Hal yang dianggap mencengangkan dari situs kuil tertua ini adalah arsitekturnya yang kompleks. Reruntuhan kuil di situs ini diatur berdasarkan pola geometri.
Analisis tersebut dilakukan oleh para arkeolog dari Universitas Tel Aviv (TAU) dan Otoritas Kepurbakalaan Israel.
Desain arsitektur seperti itu dianggap sebagai pencapaian yang luar biasa karena mengingat 11.500 tahun lalu, pertanian belum berkembang secara luas.
Dikutip dari laman IFL Science, situs dari zaman Neolitik ini memiliki banyak monumen. Beberapa di antaranya dihiasi dengan ukiran dan pahatan hewan.
Advertisement
Melihat asal zamannya, ilmuwan beranggapan reruntuhan kuil di situs itu dahulunya dibangun oleh kelompok manusia pemburu sebelum kemunculan pertanian dan arsitektur monumental yang kompleks.
"Karena tidak ada bukti pertanian atau domestikasi hewan pada saat itu, situs tersebut diyakini dibangun oleh para pemburu.

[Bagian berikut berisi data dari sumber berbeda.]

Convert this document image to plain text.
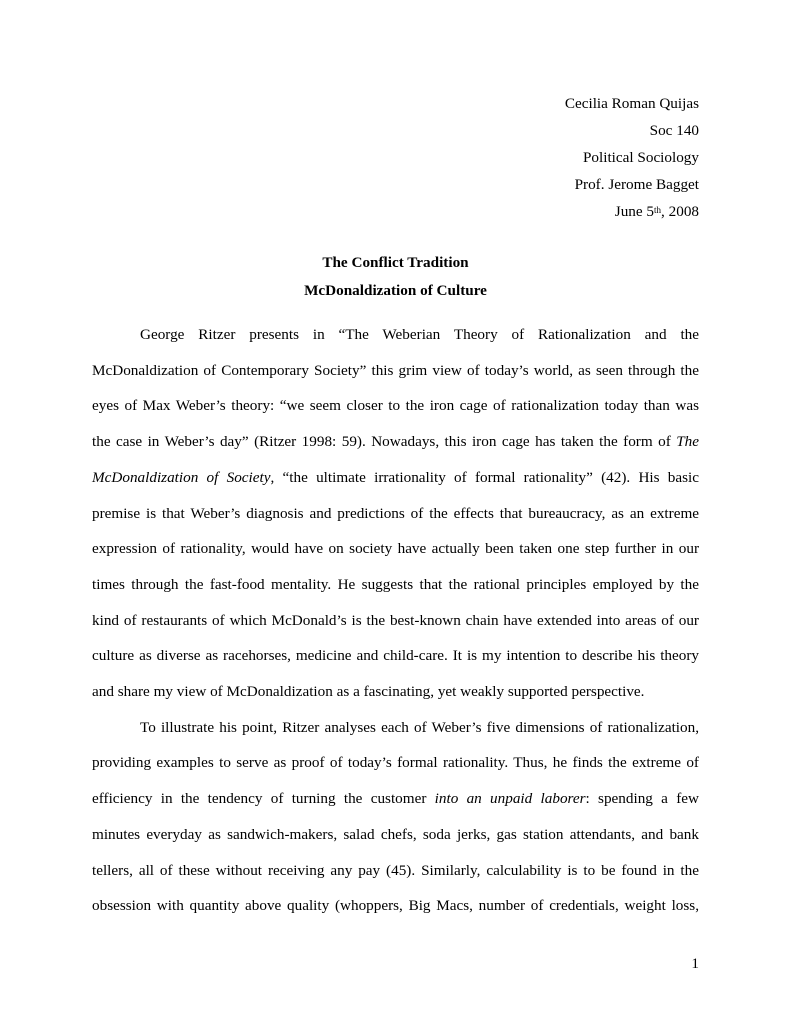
Cecilia Roman Quijas
Soc 140
Political Sociology
Prof. Jerome Bagget
June 5th, 2008
The Conflict Tradition
McDonaldization of Culture
George Ritzer presents in “The Weberian Theory of Rationalization and the
McDonaldization of Contemporary Society” this grim view of today’s world, as seen through the
eyes of Max Weber’s theory: “we seem closer to the iron cage of rationalization today than was
the case in Weber’s day” (Ritzer 1998: 59). Nowadays, this iron cage has taken the form of The
McDonaldization of Society, “the ultimate irrationality of formal rationality” (42). His basic
premise is that Weber’s diagnosis and predictions of the effects that bureaucracy, as an extreme
expression of rationality, would have on society have actually been taken one step further in our
times through the fast-food mentality. He suggests that the rational principles employed by the
kind of restaurants of which McDonald’s is the best-known chain have extended into areas of our
culture as diverse as racehorses, medicine and child-care. It is my intention to describe his theory
and share my view of McDonaldization as a fascinating, yet weakly supported perspective.
To illustrate his point, Ritzer analyses each of Weber’s five dimensions of rationalization,
providing examples to serve as proof of today’s formal rationality. Thus, he finds the extreme of
efficiency in the tendency of turning the customer into an unpaid laborer: spending a few
minutes everyday as sandwich-makers, salad chefs, soda jerks, gas station attendants, and bank
tellers, all of these without receiving any pay (45). Similarly, calculability is to be found in the
obsession with quantity above quality (whoppers, Big Macs, number of credentials, weight loss,
1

Namun, kompleksitas arsitekturalnya sangat tidak biasa bagi mereka," jelas Avi Gopher, ahli dari Departemen Arkeologi TAU.

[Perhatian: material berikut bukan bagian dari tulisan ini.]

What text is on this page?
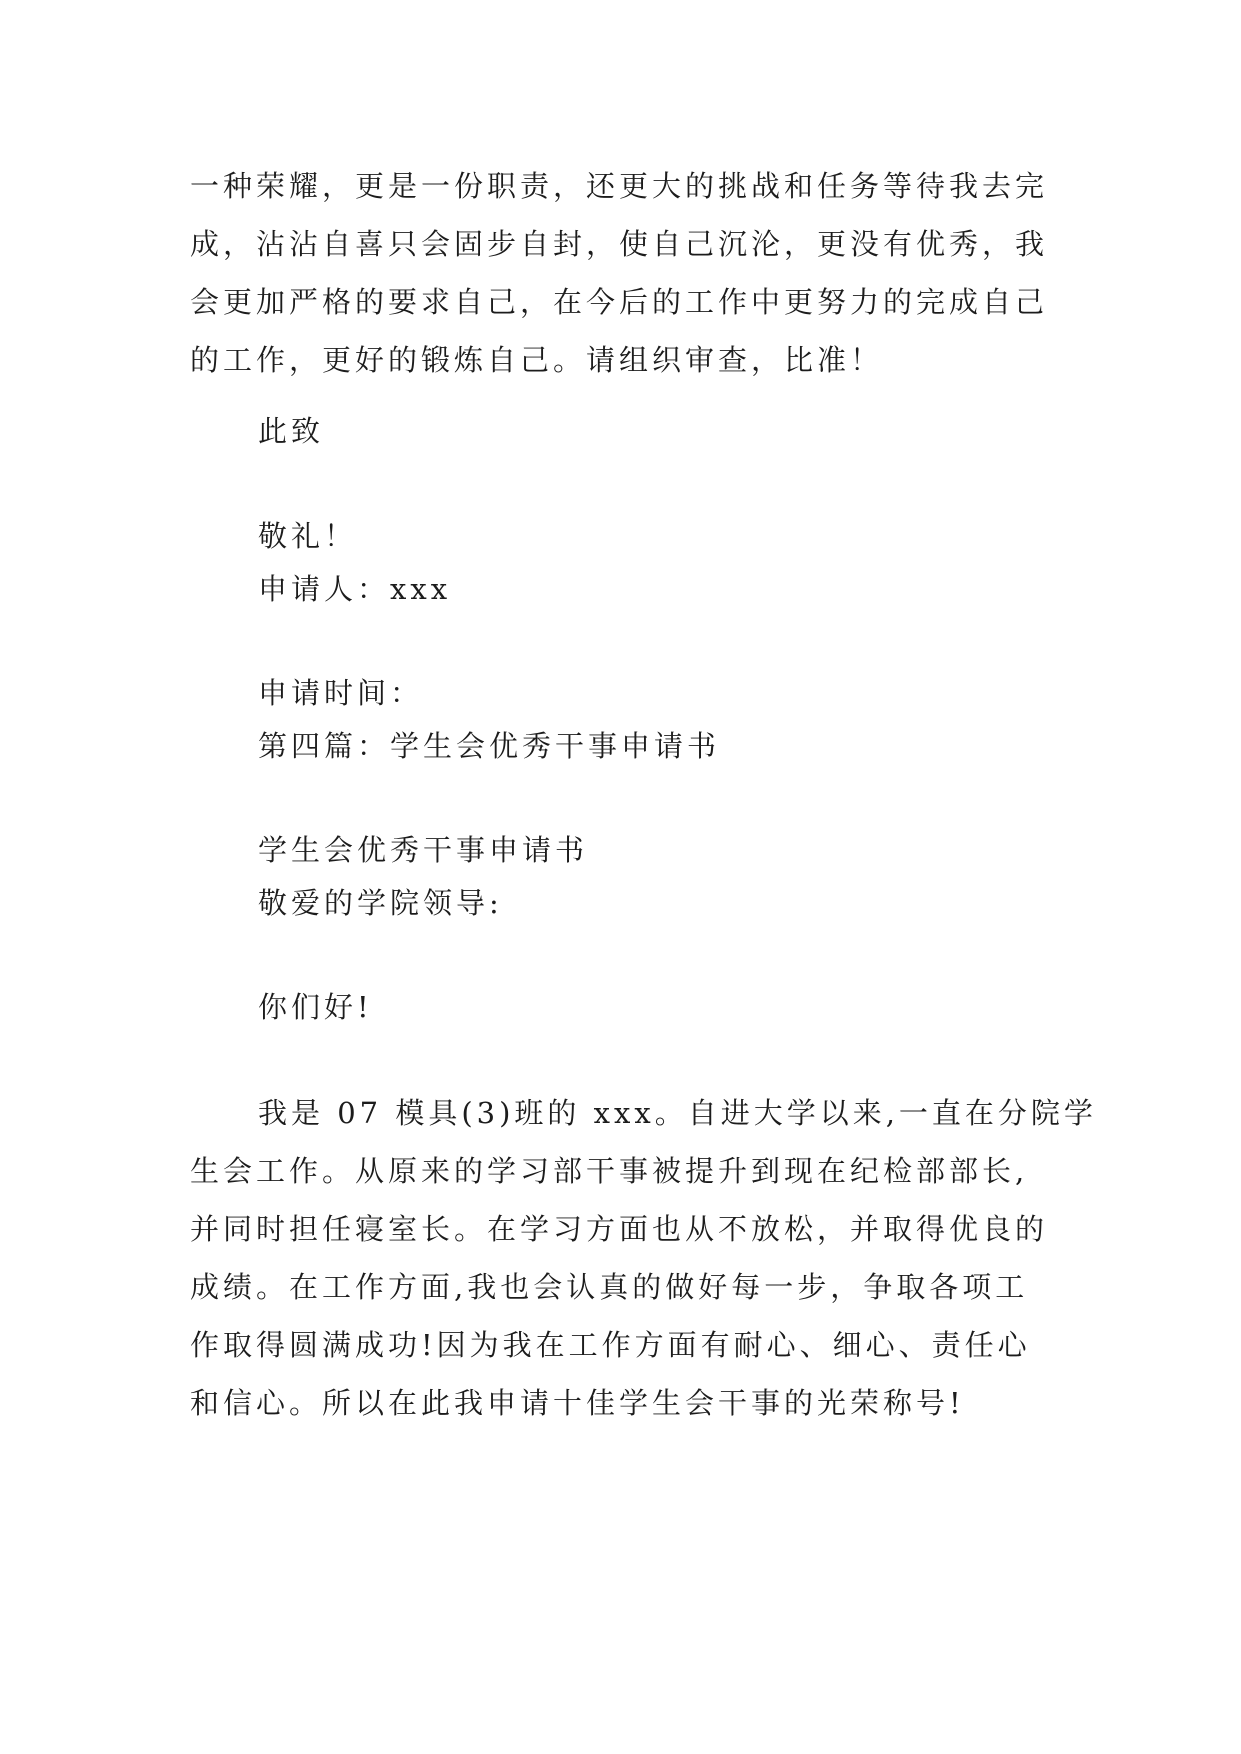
一种荣耀，更是一份职责，还更大的挑战和任务等待我去完
成，沾沾自喜只会固步自封，使自己沉沦，更没有优秀，我
会更加严格的要求自己，在今后的工作中更努力的完成自己
的工作，更好的锻炼自己。请组织审查，比准！
此致
敬礼！
申请人：xxx
申请时间：
第四篇：学生会优秀干事申请书
学生会优秀干事申请书
敬爱的学院领导:
你们好!
我是 07 模具(3)班的 xxx。自进大学以来,一直在分院学
生会工作。从原来的学习部干事被提升到现在纪检部部长,
并同时担任寝室长。在学习方面也从不放松，并取得优良的
成绩。在工作方面,我也会认真的做好每一步，争取各项工
作取得圆满成功!因为我在工作方面有耐心、细心、责任心
和信心。所以在此我申请十佳学生会干事的光荣称号!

Penelitian mengungkap jika ingin membangun situs seperti ini, maka dibutuhkan kemampuan perencanaan, organisasi, dan pengetahuan.
Pengetahuan tersebut berkaitan dengan pemahaman geometri, untuk membuat denah lantai yang geometris, serta merancang arsitektur yang berbentuk persegi, yang tidak lazim digunakan oleh manusia Zaman Batu.
"Temuan kami menunjukkan transformasi arsitektur besar selama periode ini, seperti transisi ke arsitektur persegi panjang, adalah proses berbasis pengetahuan yang dilakukan oleh ahli," ujar Gil Haklay, dari Otoritas Kepurbakalaan Israel.